How to Winter Tomatoes

The real measure of any home gardener is the first tomato. Not just a tomato, but one of those giant slices that they will display on social media with smug complacency. The earlier the summer, the better, which forces gardeners to do all sorts of stupid things to get bigger plants into the ground faster. We built temporary greenhouses and put heaters on the tomato beds, anything to get tomatoes out earlier this year.

The situation is complicated by the fact that every year our tomatoes do unpredictable things. A stable variety will suddenly start behaving differently, or the seeds won’t take root. There is one perfect way to solve both of these problems: save your favorite tomatoes and get them early in the season next year by overwintering.

You won’t be growing tomatoes in the winter – that would require a greenhouse, lots of light, and hand pollination, and that risks introducing a lot of insects into the house. Instead, you will send these plants to hibernation.

Experienced tomato growers prune plants starting in late July to prevent more flowers and tomatoes from appearing before they reach maturity in the fall. Harsh, but necessary. Ideally, you’ll have time for your tomatoes to ripen before nighttime temperatures hit 40°F, but if you don’t have time, either accept that you’ll be eating fried green tomatoes or try to cut off a fair amount. branches with a tomato and hang it upside down inside to ripen. If the tomato has any blush, it will most likely ripen on its own, without the twig, inside.

How to overwinter tomato plants

There are many ways to overwinter tomatoes, and one of the most popular is to take a cutting from your favorite tomato plant and re-root it for the winter. Because tomato stems root well, it’s an easy way to start the next year with a decent-sized tomato plant, as long as the cutting survives the winter. However, since you’re bringing the branch with leaves indoors, you can also introduce insects, so I’m leaning towards the less popular method of overwintering with open roots.

As with pepper , this method involves pruning the tomato plant down to the main stem and a few nodes. You will cut off all the leaves. Dig up the plant liberally with a garden shovel, as tomatoes tend to have huge roots. After freeing the tomato plant, carefully remove the dirt from all the roots with your fingers. Trim the roots to about twelve inches and then it’s time to dip.

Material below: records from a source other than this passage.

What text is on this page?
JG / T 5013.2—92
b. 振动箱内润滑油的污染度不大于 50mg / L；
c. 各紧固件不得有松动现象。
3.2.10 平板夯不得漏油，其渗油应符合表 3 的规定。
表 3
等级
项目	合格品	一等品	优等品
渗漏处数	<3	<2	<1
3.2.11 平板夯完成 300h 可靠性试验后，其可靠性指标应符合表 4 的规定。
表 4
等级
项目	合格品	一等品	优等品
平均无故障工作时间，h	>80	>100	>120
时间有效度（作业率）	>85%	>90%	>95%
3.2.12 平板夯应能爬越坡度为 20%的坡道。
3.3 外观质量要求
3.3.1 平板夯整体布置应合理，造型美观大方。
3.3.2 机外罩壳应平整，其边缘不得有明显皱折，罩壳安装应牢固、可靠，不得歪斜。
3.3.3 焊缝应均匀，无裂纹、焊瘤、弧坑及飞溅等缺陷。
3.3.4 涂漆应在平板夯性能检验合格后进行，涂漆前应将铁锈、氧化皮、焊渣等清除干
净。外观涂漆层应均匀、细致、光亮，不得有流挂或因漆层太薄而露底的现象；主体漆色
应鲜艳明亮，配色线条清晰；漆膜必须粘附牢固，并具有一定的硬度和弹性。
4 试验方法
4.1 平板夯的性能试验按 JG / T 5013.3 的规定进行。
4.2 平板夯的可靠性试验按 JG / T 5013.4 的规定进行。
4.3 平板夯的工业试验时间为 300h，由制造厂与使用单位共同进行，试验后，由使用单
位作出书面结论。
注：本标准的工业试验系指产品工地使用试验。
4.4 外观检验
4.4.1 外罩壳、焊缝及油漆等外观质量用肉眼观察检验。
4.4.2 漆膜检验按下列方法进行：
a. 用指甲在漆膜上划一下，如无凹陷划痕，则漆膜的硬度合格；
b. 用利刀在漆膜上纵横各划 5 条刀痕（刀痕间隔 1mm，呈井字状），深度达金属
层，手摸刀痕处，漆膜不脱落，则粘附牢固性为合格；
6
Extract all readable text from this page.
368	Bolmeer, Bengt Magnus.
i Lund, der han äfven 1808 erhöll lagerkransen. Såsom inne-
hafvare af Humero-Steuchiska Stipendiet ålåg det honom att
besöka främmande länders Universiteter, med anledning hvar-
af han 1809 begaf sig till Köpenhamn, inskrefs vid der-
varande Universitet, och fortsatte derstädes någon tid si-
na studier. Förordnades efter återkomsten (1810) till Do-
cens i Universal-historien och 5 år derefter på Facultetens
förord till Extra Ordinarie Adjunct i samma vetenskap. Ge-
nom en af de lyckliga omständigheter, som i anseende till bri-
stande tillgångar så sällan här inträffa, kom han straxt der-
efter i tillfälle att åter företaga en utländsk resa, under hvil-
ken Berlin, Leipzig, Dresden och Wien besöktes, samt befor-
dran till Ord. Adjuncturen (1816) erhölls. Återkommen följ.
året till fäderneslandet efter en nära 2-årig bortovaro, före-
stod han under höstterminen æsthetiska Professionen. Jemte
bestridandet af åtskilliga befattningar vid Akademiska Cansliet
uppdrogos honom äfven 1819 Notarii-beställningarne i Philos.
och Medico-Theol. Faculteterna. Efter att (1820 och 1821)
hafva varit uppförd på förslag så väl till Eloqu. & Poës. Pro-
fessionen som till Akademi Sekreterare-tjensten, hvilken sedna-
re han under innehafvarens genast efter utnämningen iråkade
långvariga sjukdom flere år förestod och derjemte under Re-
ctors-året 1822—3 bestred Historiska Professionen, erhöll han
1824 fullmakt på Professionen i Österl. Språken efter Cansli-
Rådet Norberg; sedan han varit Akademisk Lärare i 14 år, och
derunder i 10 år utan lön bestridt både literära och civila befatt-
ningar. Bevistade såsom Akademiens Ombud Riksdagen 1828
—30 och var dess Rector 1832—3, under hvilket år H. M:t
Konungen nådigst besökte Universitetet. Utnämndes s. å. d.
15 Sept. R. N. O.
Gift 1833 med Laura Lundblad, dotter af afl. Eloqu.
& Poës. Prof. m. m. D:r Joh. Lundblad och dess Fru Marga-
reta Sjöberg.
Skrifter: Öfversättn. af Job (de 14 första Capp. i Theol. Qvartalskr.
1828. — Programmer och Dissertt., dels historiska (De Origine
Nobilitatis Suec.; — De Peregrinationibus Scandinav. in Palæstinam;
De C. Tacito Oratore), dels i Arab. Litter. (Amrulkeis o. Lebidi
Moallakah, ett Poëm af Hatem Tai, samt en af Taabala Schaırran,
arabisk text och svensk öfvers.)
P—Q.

Prepare a bucket of water, neem oil, and castile soap. Fill a five-gallon bucket about halfway with water. Add a teaspoon of castile soap and an equal amount of neem oil and stir. Think of it like a flea bath: make sure you clean out all the roots and use the water to really get rid of the dirt that is still hanging on them. Let it sit for a minute before turning it upside down and doing the same with the stem.

How to store tomato plants for the winter

You can take two different approaches to storing tomatoes. The first is to leave the plant bare-rooted by carefully wrapping the roots with damp newspaper and cloth, securing with twine, and then leaving it in a refrigerator or other reasonably cold but not frozen place for the winter. You want them to stay above 40°F but below 60°F.

To be honest, I have a small fridge, so I’ve always gone the other way – rooting them in a gallon pot. Take an eight-inch pot and place some damp potting soil in the bottom, filling it an inch or two. Carefully spread the tomato roots on the soil and use your fingers to add soil between the roots. Continue filling the pot with soil, and since these are tomatoes, you can fill in some of the stem with soil. You need to expose the nodes, so I leave an inch or two below the first branch above the soil line.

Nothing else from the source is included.